「大谷はユニコーン」。 久々に聞いた比喩だった。12日(日本時間13日)のロイヤルズ戦前。かつて投打の二刀流に挑戦していたエンゼルスのジャレド・ウォルシュ内野手(30)に対して、米メディアから大谷翔平投手(26)に関する質問が飛んだ。

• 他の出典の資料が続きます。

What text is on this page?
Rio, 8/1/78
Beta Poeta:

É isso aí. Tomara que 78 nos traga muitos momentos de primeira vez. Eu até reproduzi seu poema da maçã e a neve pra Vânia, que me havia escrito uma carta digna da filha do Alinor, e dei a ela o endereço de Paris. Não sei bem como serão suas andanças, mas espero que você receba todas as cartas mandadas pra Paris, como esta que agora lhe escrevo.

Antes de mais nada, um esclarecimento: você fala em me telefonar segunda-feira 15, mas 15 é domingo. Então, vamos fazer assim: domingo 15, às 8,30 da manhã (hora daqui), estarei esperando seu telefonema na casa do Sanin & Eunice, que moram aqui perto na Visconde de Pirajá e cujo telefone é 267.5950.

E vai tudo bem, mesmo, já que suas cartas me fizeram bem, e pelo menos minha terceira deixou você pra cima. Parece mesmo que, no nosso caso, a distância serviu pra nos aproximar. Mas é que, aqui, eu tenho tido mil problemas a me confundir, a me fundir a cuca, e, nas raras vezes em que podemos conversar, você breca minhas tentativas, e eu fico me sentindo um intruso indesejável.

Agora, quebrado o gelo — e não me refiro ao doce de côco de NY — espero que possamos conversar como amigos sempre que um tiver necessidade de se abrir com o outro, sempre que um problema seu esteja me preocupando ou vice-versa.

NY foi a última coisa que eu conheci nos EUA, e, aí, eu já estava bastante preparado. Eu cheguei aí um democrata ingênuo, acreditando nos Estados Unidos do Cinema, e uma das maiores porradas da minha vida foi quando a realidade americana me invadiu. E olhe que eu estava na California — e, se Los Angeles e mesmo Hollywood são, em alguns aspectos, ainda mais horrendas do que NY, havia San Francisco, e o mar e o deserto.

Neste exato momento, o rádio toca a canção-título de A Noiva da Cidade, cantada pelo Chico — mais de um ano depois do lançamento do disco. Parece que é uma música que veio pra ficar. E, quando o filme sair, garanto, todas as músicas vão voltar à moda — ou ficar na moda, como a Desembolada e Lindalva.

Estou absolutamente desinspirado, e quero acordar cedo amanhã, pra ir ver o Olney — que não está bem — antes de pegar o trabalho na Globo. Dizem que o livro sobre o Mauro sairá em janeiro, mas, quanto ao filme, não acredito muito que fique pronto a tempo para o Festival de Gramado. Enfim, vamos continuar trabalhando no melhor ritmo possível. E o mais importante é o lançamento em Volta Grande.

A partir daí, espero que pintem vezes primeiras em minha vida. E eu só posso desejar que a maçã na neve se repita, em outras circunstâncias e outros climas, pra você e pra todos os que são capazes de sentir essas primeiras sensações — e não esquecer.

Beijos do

「なぜ、二刀流選手になることがこれだけ難しいのか。ショウヘイ・オオタニはただただ、特別なユニコーンなのか」

ウォルシュはこう答えた。

「彼は間違いなくユニコーンだ。おそらく、それが唯一の言い表し方だと思う」

ユニコーンといえば、額の中央に1本の角が生えた馬のような見た目だが…。3年前、カリフォルニア州ロサンゼルスの空港から帰宅する際、Uberの運転手との会話で同じようなことを聞いた。なぜ、大谷はユニコーンと言われるのか。運転手は「ユニコーンは実際の世界には存在しないもの。それくらいのこと、という意味だよ」と教えてくれた。つまり、この世に存在しないくらい、ものすごいということなのか。改めて、米国人の友人にも聞いてみた。

「アスリートを形容する時に使うなら、彼のようなプレーヤーはめったにいないということ」

100マイル(約161キロ)の直球を何度もマークし、打ってはメジャートップクラスの打球速度115マイル(約185キロ)を誇る。それは、まるでユニコーン…。この世に存在しないような、超人的な存在とは言い過ぎかもしれないが、いずれにしても大谷の特別さを表現している。

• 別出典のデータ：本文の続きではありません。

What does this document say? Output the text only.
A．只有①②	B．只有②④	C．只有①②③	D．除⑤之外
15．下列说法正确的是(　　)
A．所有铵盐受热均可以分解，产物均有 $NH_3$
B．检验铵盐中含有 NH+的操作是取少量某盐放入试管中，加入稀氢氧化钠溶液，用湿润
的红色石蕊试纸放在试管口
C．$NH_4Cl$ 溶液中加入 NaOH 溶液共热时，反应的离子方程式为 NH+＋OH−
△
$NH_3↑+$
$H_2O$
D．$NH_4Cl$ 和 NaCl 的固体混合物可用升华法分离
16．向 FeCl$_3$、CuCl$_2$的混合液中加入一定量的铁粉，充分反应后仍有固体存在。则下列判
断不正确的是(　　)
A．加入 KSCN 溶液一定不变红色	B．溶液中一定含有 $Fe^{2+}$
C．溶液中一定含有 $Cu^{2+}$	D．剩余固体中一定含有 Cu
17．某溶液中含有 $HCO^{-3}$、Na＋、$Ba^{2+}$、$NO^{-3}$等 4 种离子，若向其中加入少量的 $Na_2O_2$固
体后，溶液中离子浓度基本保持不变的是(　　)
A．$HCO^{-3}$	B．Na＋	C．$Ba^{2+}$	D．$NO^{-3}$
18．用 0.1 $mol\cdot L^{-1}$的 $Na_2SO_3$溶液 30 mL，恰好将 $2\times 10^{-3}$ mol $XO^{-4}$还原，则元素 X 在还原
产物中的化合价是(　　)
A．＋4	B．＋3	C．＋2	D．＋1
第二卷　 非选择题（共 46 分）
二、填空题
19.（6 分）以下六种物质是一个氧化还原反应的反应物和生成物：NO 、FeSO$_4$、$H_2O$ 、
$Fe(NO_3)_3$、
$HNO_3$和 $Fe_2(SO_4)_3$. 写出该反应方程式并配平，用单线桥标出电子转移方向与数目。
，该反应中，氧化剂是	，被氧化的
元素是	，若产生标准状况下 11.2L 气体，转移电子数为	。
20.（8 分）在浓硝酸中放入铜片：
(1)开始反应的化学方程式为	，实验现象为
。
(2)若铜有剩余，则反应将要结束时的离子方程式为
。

その上で、二刀流を継続する難しさを知るウォルシュは敬意を示した。「失敗を糧にして、ケガや何かあったとしても、そういうことに対してプロフェッショナルな姿勢を毎日、一貫して続けるというところが、最も尊敬する部分」。ユニコーンのような特別な存在だから、という理由だけではない。地道な努力を継続する力も、他を圧倒する由縁だ。【MLB担当=斎藤庸裕】(ニッカンスポーツ・コム/MLBコラム「ノブ斎藤のfrom U.S.A」)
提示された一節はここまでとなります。